I had Radio 4 on in the background yesterday and heard a swathe of listeners’ texts and emails calling for tougher regulation of the banking sector – this following bank chiefs’ profuse apologies in front of a parliamentary committee.
Such reactions are, of course, entirely predictable. But, as the panacea for avoiding future crises, they’re also completely misguided.
The idea that tougher and/or more effective regulation can prevent the kind of behaviour that led to the collapse of the banks is predicated on some massive assumptions – not least that an authority exists (or could be created) that is even capable of policing global financial institutions. Penalties only carry a threat if there’s a realistic chance of being caught.
Even if it were practically possible, you also have to question whether it’s desirable to have this as the central plank of any strategy to encourage more responsible and sustainable behaviours.

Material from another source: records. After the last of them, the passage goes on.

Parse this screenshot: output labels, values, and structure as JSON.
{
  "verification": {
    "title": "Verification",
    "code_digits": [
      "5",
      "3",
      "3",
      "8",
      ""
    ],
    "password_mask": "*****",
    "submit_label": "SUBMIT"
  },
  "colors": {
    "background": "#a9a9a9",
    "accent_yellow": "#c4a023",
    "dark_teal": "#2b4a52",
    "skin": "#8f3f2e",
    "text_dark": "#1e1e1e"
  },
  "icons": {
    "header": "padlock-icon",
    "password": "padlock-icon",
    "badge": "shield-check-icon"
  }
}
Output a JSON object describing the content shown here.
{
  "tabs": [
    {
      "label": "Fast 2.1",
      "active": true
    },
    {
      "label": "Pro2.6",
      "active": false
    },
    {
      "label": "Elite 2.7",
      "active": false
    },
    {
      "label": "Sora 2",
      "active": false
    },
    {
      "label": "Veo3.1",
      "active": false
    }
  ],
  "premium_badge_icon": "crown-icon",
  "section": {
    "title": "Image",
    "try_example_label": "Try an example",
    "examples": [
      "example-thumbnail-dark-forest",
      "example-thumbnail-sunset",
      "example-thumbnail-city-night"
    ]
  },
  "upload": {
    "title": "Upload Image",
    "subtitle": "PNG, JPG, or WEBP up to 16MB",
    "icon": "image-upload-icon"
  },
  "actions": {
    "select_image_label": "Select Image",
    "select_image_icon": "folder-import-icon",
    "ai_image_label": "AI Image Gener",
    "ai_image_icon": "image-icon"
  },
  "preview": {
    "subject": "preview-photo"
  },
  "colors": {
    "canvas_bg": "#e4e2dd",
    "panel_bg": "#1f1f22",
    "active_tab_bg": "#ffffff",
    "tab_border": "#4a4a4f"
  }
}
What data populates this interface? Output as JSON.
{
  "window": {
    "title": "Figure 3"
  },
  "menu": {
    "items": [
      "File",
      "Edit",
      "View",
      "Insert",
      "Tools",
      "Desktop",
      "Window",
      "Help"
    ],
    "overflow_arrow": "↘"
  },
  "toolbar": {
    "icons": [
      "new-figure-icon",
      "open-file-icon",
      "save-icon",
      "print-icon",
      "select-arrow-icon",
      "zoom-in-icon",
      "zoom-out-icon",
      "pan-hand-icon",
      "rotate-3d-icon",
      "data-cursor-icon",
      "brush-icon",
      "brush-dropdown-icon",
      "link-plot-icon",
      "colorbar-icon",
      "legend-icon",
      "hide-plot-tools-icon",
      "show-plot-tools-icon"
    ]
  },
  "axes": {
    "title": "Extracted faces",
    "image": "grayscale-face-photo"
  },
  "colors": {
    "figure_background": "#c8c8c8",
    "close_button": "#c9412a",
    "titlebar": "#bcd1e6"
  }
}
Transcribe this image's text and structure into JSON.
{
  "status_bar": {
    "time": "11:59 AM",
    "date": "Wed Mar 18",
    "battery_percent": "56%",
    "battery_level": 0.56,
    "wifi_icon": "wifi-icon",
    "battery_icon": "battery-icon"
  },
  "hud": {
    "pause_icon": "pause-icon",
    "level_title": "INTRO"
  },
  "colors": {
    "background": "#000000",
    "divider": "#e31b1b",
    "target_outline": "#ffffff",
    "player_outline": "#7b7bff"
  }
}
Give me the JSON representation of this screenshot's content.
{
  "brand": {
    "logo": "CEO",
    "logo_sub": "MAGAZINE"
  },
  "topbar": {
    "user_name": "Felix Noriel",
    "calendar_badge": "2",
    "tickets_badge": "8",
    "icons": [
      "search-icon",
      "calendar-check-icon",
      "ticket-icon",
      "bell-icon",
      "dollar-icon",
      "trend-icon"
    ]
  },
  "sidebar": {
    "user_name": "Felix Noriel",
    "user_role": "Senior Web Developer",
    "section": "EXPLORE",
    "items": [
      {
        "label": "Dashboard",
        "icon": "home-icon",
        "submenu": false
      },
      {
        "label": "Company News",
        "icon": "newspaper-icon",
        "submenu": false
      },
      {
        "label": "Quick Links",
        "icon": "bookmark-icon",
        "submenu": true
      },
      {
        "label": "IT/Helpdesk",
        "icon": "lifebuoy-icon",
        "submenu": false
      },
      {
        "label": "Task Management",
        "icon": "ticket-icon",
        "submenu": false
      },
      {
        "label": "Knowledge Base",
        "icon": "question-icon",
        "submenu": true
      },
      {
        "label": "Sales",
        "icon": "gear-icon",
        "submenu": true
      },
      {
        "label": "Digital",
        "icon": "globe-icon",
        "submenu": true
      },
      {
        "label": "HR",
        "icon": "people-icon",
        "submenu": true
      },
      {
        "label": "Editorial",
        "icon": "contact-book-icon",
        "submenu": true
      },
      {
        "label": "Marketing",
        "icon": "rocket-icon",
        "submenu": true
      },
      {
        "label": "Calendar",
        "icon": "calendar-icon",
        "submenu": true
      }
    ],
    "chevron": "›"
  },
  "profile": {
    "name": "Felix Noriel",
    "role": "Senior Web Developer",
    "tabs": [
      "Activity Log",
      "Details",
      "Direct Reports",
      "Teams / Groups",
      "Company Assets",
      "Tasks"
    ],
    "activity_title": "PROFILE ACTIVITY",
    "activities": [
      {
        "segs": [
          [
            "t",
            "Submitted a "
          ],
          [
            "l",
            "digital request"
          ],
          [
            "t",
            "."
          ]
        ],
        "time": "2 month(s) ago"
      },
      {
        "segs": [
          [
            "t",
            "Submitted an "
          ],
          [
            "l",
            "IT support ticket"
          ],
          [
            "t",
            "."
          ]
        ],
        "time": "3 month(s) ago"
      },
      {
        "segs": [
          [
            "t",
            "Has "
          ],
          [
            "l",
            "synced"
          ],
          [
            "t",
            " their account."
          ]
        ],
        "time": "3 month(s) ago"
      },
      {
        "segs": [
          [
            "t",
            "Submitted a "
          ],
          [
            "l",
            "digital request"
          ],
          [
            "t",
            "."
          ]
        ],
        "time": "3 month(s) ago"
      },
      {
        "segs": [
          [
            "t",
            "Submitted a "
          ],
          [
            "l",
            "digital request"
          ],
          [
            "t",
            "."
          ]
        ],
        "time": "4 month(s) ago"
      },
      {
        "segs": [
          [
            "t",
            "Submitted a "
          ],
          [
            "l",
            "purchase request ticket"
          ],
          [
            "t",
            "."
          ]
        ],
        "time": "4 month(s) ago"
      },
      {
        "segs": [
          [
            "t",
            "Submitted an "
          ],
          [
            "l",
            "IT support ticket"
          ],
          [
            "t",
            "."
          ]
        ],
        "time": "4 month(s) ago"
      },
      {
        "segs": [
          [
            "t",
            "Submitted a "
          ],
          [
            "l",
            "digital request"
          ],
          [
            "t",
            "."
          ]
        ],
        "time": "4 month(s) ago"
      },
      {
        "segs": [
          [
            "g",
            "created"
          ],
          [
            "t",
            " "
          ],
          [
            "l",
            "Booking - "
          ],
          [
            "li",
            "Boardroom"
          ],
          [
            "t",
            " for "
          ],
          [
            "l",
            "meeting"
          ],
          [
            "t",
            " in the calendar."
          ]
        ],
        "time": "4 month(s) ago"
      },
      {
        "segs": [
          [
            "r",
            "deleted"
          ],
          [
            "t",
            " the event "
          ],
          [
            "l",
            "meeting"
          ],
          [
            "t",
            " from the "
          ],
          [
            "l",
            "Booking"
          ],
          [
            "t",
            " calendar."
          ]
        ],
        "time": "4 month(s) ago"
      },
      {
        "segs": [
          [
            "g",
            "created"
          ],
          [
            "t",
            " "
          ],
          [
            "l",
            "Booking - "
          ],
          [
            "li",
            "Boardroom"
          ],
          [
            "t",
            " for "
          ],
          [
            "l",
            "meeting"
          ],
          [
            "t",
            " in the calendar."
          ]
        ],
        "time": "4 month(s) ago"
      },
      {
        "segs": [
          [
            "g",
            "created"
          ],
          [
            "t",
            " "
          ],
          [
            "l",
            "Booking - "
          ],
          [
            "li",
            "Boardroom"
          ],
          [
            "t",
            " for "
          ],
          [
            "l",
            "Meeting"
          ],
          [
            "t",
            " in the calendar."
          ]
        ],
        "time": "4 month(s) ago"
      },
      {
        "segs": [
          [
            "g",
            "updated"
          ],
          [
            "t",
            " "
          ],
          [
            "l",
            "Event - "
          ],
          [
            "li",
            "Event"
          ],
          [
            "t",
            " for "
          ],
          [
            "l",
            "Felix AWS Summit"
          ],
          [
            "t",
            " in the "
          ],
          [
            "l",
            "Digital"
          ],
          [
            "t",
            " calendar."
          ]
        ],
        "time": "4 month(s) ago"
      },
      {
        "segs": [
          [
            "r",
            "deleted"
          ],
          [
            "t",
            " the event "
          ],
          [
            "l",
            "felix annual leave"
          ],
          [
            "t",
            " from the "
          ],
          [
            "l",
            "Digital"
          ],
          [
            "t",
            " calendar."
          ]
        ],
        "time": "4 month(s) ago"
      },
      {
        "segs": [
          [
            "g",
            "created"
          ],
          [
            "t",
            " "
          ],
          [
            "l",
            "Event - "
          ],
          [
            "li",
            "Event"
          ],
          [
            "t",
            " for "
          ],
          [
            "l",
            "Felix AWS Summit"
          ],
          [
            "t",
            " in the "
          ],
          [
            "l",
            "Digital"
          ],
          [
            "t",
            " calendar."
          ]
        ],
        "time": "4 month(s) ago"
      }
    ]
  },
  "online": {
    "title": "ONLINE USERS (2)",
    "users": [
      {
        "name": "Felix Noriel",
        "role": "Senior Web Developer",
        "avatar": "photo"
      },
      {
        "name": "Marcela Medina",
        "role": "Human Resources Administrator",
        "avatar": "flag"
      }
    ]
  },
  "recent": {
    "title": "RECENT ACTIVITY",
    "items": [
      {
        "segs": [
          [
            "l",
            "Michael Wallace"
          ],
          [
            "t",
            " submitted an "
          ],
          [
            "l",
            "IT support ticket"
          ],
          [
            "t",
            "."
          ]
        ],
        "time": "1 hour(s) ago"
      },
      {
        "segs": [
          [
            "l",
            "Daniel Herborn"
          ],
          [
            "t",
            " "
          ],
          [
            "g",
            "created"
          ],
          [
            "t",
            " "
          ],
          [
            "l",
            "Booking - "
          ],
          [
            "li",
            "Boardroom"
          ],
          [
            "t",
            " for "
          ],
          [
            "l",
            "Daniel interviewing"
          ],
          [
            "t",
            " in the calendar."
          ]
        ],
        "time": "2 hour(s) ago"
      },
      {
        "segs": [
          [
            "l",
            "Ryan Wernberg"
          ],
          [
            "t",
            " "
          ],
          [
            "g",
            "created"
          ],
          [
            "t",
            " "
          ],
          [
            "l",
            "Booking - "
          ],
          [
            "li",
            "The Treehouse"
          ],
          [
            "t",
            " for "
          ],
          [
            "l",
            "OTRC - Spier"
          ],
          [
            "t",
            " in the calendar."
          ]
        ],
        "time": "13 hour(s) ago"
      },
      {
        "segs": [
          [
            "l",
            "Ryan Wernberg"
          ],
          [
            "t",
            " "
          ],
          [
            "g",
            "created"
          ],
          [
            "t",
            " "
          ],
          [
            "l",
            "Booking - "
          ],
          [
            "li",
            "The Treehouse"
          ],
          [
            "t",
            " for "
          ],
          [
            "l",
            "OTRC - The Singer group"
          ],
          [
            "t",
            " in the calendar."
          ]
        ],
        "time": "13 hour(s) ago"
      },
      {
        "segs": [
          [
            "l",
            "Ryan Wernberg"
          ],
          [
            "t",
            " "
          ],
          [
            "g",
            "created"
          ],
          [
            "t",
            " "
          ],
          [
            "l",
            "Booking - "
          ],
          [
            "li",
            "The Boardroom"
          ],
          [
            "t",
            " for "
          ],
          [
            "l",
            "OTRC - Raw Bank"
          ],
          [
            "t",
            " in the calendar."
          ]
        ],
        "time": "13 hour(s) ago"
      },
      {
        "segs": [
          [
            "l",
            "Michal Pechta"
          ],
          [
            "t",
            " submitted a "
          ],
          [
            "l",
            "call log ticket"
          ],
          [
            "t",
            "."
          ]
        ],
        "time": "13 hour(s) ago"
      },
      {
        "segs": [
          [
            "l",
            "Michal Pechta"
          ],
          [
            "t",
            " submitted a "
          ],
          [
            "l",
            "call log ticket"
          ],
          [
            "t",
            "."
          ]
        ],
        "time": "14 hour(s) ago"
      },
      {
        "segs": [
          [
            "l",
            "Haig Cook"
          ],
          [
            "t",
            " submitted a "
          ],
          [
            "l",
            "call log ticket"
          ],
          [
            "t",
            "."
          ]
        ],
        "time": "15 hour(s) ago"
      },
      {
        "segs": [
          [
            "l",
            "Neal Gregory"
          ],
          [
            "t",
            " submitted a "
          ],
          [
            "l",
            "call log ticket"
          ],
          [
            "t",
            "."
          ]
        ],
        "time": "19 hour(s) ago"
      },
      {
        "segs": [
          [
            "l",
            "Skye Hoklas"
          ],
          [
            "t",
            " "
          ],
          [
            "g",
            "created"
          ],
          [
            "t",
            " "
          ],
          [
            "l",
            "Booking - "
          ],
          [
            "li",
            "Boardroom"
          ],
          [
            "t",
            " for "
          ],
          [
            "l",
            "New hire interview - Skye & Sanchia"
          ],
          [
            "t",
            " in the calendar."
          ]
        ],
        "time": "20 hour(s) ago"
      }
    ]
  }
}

Put too much emphasis on regulation and you risk creating a scenario where people can effectively devolve responsibility for their actions – in essence, it becomes the regulator’s responsibility to root out any wrongdoing; anything that escapes their scrutiny must, by definition, be OK.
In any event, as I have argued repeatedly on this blog, compliance with regulations represents the bottom rung of the ladder where CR and sustainability is concerned. The major gains for business, society and the environment come when companies raise their aspirations, using sustainability as a lens through which to challenge the existing business model and identify opportunities for innovation (a la Interface).
In that light, surely it makes more sense to use a lot more carrot and a lot less stick? The onus should be on rewarding good behaviour, rather than penalising the bad. That’s the only way to achieve the necessary change in mindset and embed sustainability in company culture.
The thorny issue of bankers’ bonuses is a case in point. I don’t believe for a second that curbing bonuses will lead to a mass exodus of talent (there’s more than a whiff of the prisoner’s dilemma to that argument).
Nevertheless, I suspect the secret to avoiding future crises lies less in punative measures – e.g. reducing their size – than it does in changing the criteria by which performance is measured and rewarded.